Labor has today announced sweeping changes to Freedom of Information laws that will make it significantly harder for Australians to access government documents, introducing upfront fees and new barriers in what represents the biggest restrictions to FOI in recent memory.
Despite Prime Minister Anthony Albanese's promise to "bring transparency back into government" after criticising the "secrecy" of the Morrison era, the government will present legislation on Wednesday that directly contradicts this commitment by charging fees for most FOI requests and banning anonymous applications.
Senator David Shoebridge, Greens spokesperson for Justice said:
"FOI is broken and rather than fixing it, Labor is seeking to make it more expensive and even more impenetrable.

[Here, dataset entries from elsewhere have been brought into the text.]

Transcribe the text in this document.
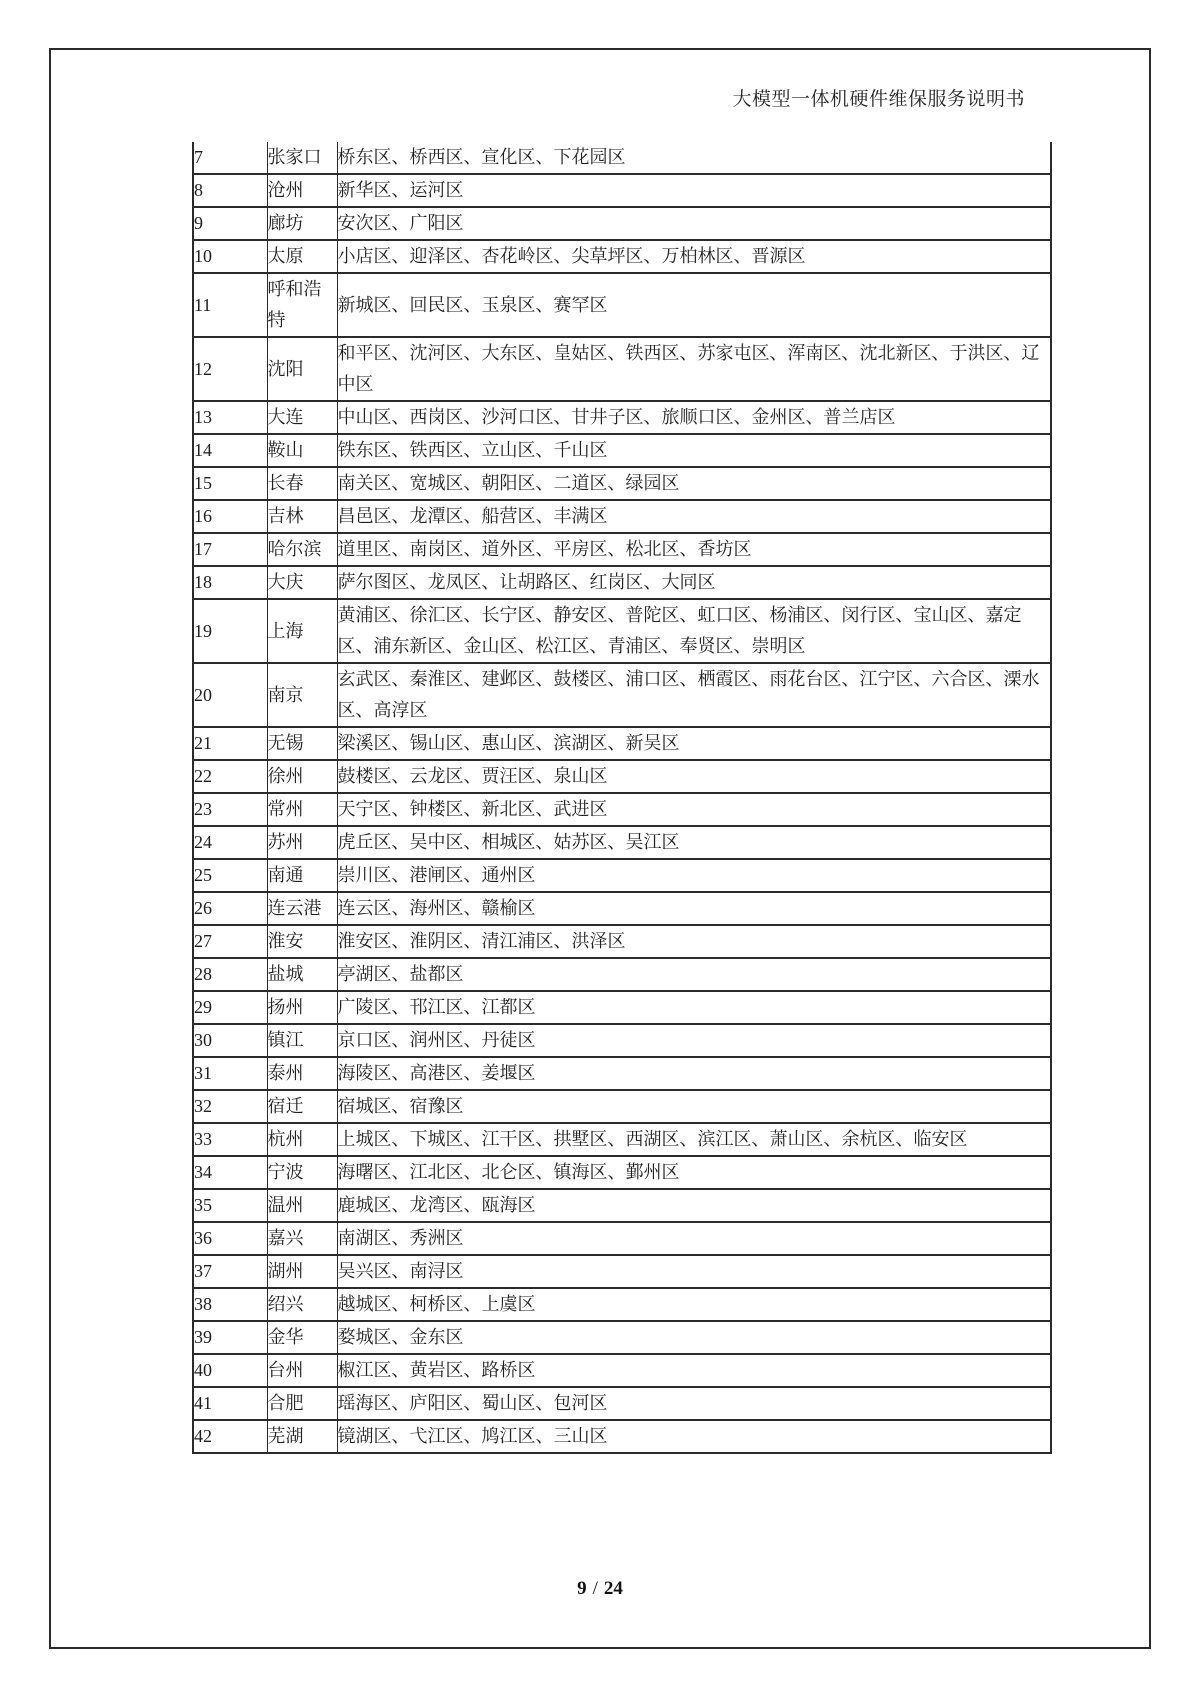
大模型一体机硬件维保服务说明书
7	张家口	桥东区、桥西区、宣化区、下花园区
8	沧州	新华区、运河区
9	廊坊	安次区、广阳区
10	太原	小店区、迎泽区、杏花岭区、尖草坪区、万柏林区、晋源区
11	呼和浩特	新城区、回民区、玉泉区、赛罕区
12	沈阳	和平区、沈河区、大东区、皇姑区、铁西区、苏家屯区、浑南区、沈北新区、于洪区、辽中区
13	大连	中山区、西岗区、沙河口区、甘井子区、旅顺口区、金州区、普兰店区
14	鞍山	铁东区、铁西区、立山区、千山区
15	长春	南关区、宽城区、朝阳区、二道区、绿园区
16	吉林	昌邑区、龙潭区、船营区、丰满区
17	哈尔滨	道里区、南岗区、道外区、平房区、松北区、香坊区
18	大庆	萨尔图区、龙凤区、让胡路区、红岗区、大同区
19	上海	黄浦区、徐汇区、长宁区、静安区、普陀区、虹口区、杨浦区、闵行区、宝山区、嘉定区、浦东新区、金山区、松江区、青浦区、奉贤区、崇明区
20	南京	玄武区、秦淮区、建邺区、鼓楼区、浦口区、栖霞区、雨花台区、江宁区、六合区、溧水区、高淳区
21	无锡	梁溪区、锡山区、惠山区、滨湖区、新吴区
22	徐州	鼓楼区、云龙区、贾汪区、泉山区
23	常州	天宁区、钟楼区、新北区、武进区
24	苏州	虎丘区、吴中区、相城区、姑苏区、吴江区
25	南通	崇川区、港闸区、通州区
26	连云港	连云区、海州区、赣榆区
27	淮安	淮安区、淮阴区、清江浦区、洪泽区
28	盐城	亭湖区、盐都区
29	扬州	广陵区、邗江区、江都区
30	镇江	京口区、润州区、丹徒区
31	泰州	海陵区、高港区、姜堰区
32	宿迁	宿城区、宿豫区
33	杭州	上城区、下城区、江干区、拱墅区、西湖区、滨江区、萧山区、余杭区、临安区
34	宁波	海曙区、江北区、北仑区、镇海区、鄞州区
35	温州	鹿城区、龙湾区、瓯海区
36	嘉兴	南湖区、秀洲区
37	湖州	吴兴区、南浔区
38	绍兴	越城区、柯桥区、上虞区
39	金华	婺城区、金东区
40	台州	椒江区、黄岩区、路桥区
41	合肥	瑶海区、庐阳区、蜀山区、包河区
42	芜湖	镜湖区、弋江区、鸠江区、三山区
9 / 24
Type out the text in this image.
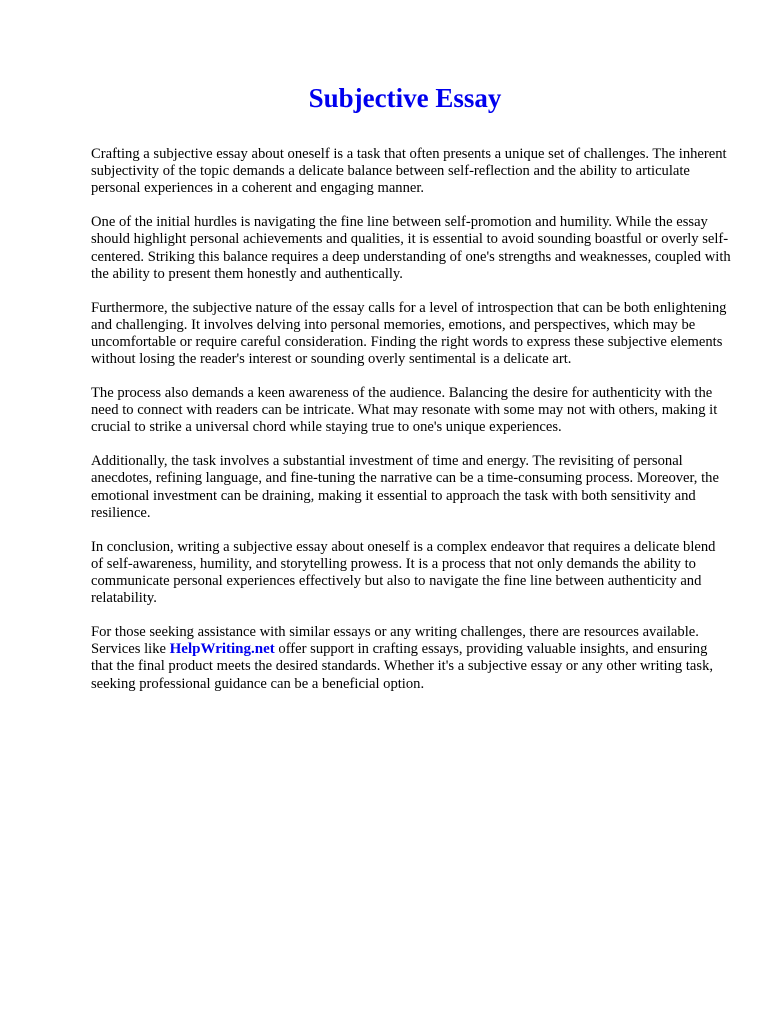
Subjective Essay

Crafting a subjective essay about oneself is a task that often presents a unique set of challenges. The inherent subjectivity of the topic demands a delicate balance between self-reflection and the ability to articulate personal experiences in a coherent and engaging manner.

One of the initial hurdles is navigating the fine line between self-promotion and humility. While the essay should highlight personal achievements and qualities, it is essential to avoid sounding boastful or overly self-centered. Striking this balance requires a deep understanding of one's strengths and weaknesses, coupled with the ability to present them honestly and authentically.

Furthermore, the subjective nature of the essay calls for a level of introspection that can be both enlightening and challenging. It involves delving into personal memories, emotions, and perspectives, which may be uncomfortable or require careful consideration. Finding the right words to express these subjective elements without losing the reader's interest or sounding overly sentimental is a delicate art.

The process also demands a keen awareness of the audience. Balancing the desire for authenticity with the need to connect with readers can be intricate. What may resonate with some may not with others, making it crucial to strike a universal chord while staying true to one's unique experiences.

Additionally, the task involves a substantial investment of time and energy. The revisiting of personal anecdotes, refining language, and fine-tuning the narrative can be a time-consuming process. Moreover, the emotional investment can be draining, making it essential to approach the task with both sensitivity and resilience.

In conclusion, writing a subjective essay about oneself is a complex endeavor that requires a delicate blend of self-awareness, humility, and storytelling prowess. It is a process that not only demands the ability to communicate personal experiences effectively but also to navigate the fine line between authenticity and relatability.

For those seeking assistance with similar essays or any writing challenges, there are resources available. Services like HelpWriting.net offer support in crafting essays, providing valuable insights, and ensuring that the final product meets the desired standards. Whether it's a subjective essay or any other writing task, seeking professional guidance can be a beneficial option.
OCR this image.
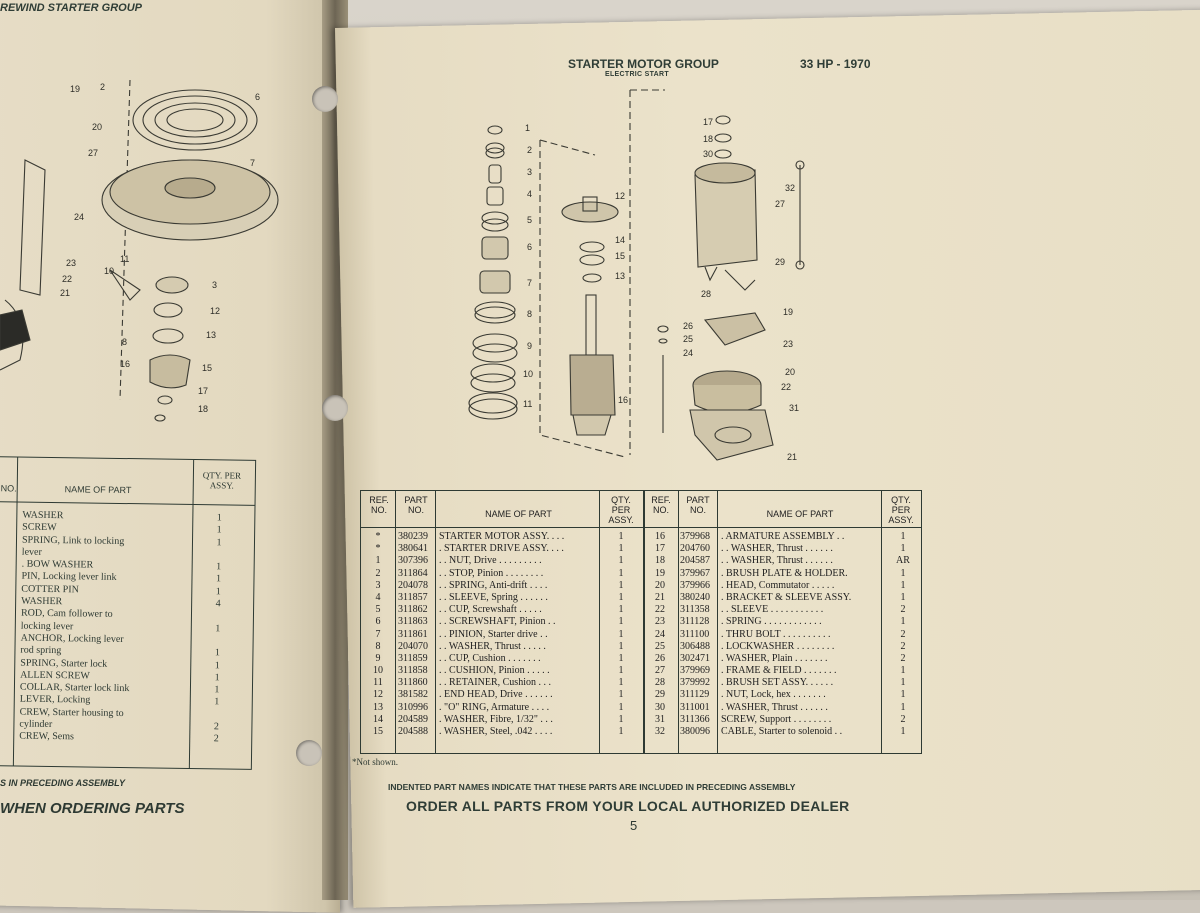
REWIND STARTER GROUP
19 2
20
27
24
23
22
21
10
11
8
3
12
13
16	15
17
18
6
7
NO.	NAME OF PART
QTY. PER ASSY.
WASHER	1
SCREW	1
SPRING, Link to locking	1
lever
. BOW WASHER	1
PIN, Locking lever link	1
COTTER PIN	1
WASHER	4
ROD, Cam follower to
locking lever	1
ANCHOR, Locking lever
rod spring	1
SPRING, Starter lock	1
ALLEN SCREW	1
COLLAR, Starter lock link	1
LEVER, Locking	1
CREW, Starter housing to
cylinder	2
CREW, Sems	2
S IN PRECEDING ASSEMBLY
WHEN ORDERING PARTS
STARTER MOTOR GROUP
ELECTRIC START
33 HP - 1970
1
2
3
4
5
6
7
8
9
10
11
12
14
15
13
16
17
18
30
27
32
29
28
19
23
26
25
24
20
22
31
21
REF. NO.
PART NO.	NAME OF PART
QTY. PER ASSY.
REF. NO.
PART NO.	NAME OF PART
QTY. PER ASSY.
*	380239 STARTER MOTOR ASSY. . . .	1
*	380641 . STARTER DRIVE ASSY. . . .	1
1	307396 . . NUT, Drive . . . . . . . . .	1
2	311864 . . STOP, Pinion . . . . . . . .	1
3	204078 . . SPRING, Anti-drift . . . .	1
4	311857 . . SLEEVE, Spring . . . . . .	1
5	311862 . . CUP, Screwshaft . . . . .	1
6	311863 . . SCREWSHAFT, Pinion . .	1
7	311861 . . PINION, Starter drive . .	1
8	204070 . . WASHER, Thrust . . . . .	1
9	311859 . . CUP, Cushion . . . . . . .	1
10	311858 . . CUSHION, Pinion . . . . .	1
11	311860 . . RETAINER, Cushion . . .	1
12	381582 . END HEAD, Drive . . . . . .	1
13	310996 . "O" RING, Armature . . . .	1
14	204589 . WASHER, Fibre, 1/32" . . .	1
15	204588 . WASHER, Steel, .042 . . . .	1
16	379968 . ARMATURE ASSEMBLY . .	1
17	204760 . . WASHER, Thrust . . . . . .	1
18	204587 . . WASHER, Thrust . . . . . .	AR
19	379967 . BRUSH PLATE & HOLDER.	1
20	379966 . HEAD, Commutator . . . . .	1
21	380240 . BRACKET & SLEEVE ASSY.	1
22	311358 . . SLEEVE . . . . . . . . . . .	2
23	311128 . SPRING . . . . . . . . . . . .	1
24	311100 . THRU BOLT . . . . . . . . . .	2
25	306488 . LOCKWASHER . . . . . . . .	2
26	302471 . WASHER, Plain . . . . . . .	2
27	379969 . FRAME & FIELD . . . . . . .	1
28	379992 . BRUSH SET ASSY. . . . . .	1
29	311129 . NUT, Lock, hex . . . . . . .	1
30	311001 . WASHER, Thrust . . . . . .	1
31	311366 SCREW, Support . . . . . . . .	2
32	380096 CABLE, Starter to solenoid . .	1
*Not shown.
INDENTED PART NAMES INDICATE THAT THESE PARTS ARE INCLUDED IN PRECEDING ASSEMBLY
ORDER ALL PARTS FROM YOUR LOCAL AUTHORIZED DEALER
5
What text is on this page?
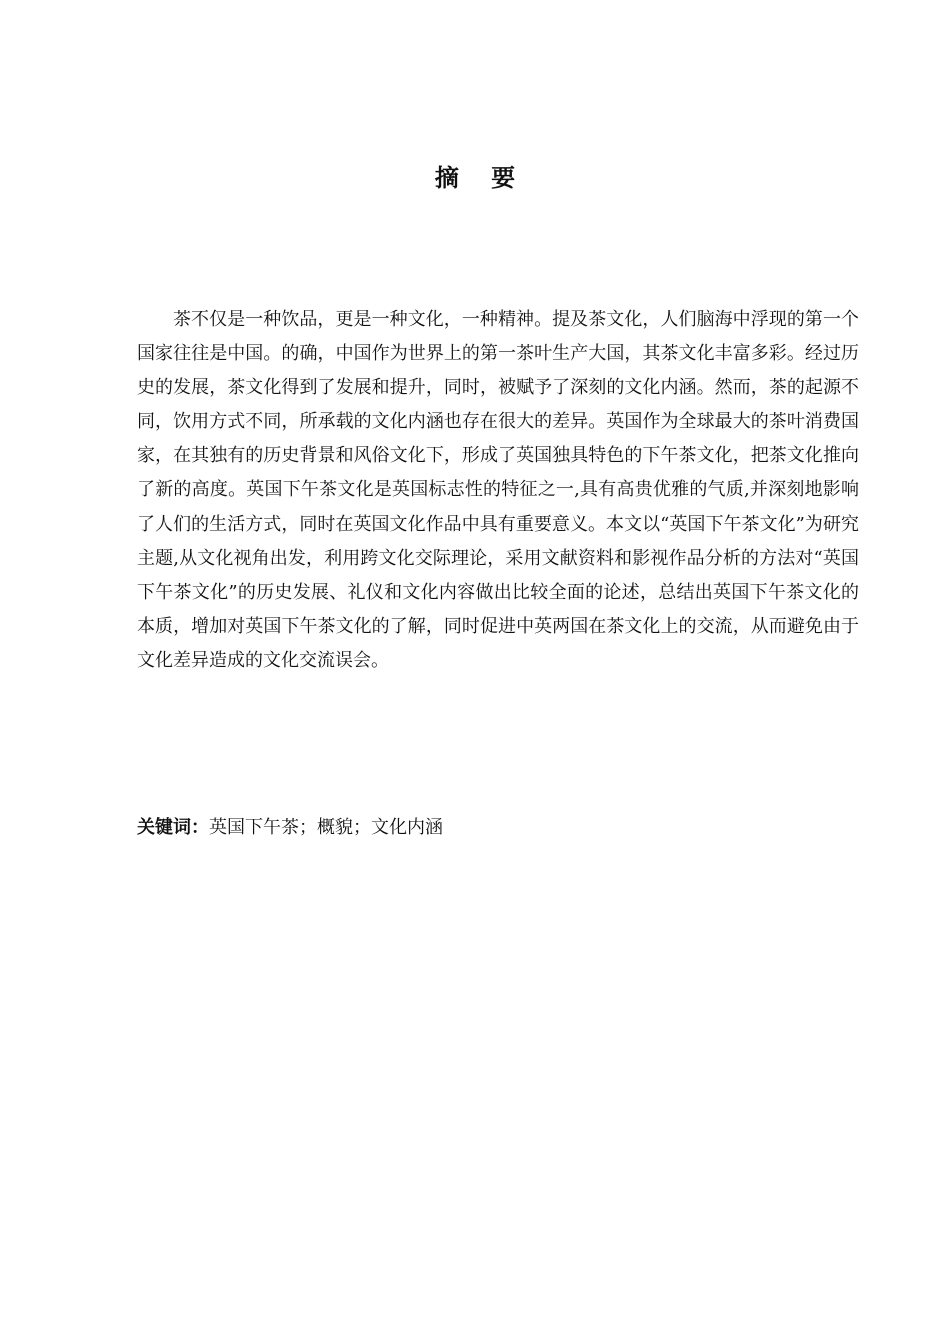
摘 要

茶不仅是一种饮品，更是一种文化，一种精神。提及茶文化，人们脑海中浮现的第一个国家往往是中国。的确，中国作为世界上的第一茶叶生产大国，其茶文化丰富多彩。经过历史的发展，茶文化得到了发展和提升，同时，被赋予了深刻的文化内涵。然而，茶的起源不同，饮用方式不同，所承载的文化内涵也存在很大的差异。英国作为全球最大的茶叶消费国家，在其独有的历史背景和风俗文化下，形成了英国独具特色的下午茶文化，把茶文化推向了新的高度。英国下午茶文化是英国标志性的特征之一,具有高贵优雅的气质,并深刻地影响了人们的生活方式，同时在英国文化作品中具有重要意义。本文以“英国下午茶文化”为研究主题,从文化视角出发，利用跨文化交际理论，采用文献资料和影视作品分析的方法对“英国下午茶文化”的历史发展、礼仪和文化内容做出比较全面的论述，总结出英国下午茶文化的本质，增加对英国下午茶文化的了解，同时促进中英两国在茶文化上的交流，从而避免由于文化差异造成的文化交流误会。

关键词：英国下午茶；概貌；文化内涵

"Information requests routinely take months or years to process, and documents are then heavily redacted with entire pages blacked out for questionable reasons.
"Instead of addressing the fundamental secrecy problems inside the government, Labor has instead decided the issue is with the people trying to access information. That says so much about the Albanese government's arrogance and contempt for the public's right to know.
"The changes propose a fundamental shift away from the principle that government information belongs to the public and should be freely accessible. It's a dark day for democracy that this is even on the table.
"I've lodged many requests for Government information that should have been public in the first place and had to fight for months, if not years, to get anything provided in response.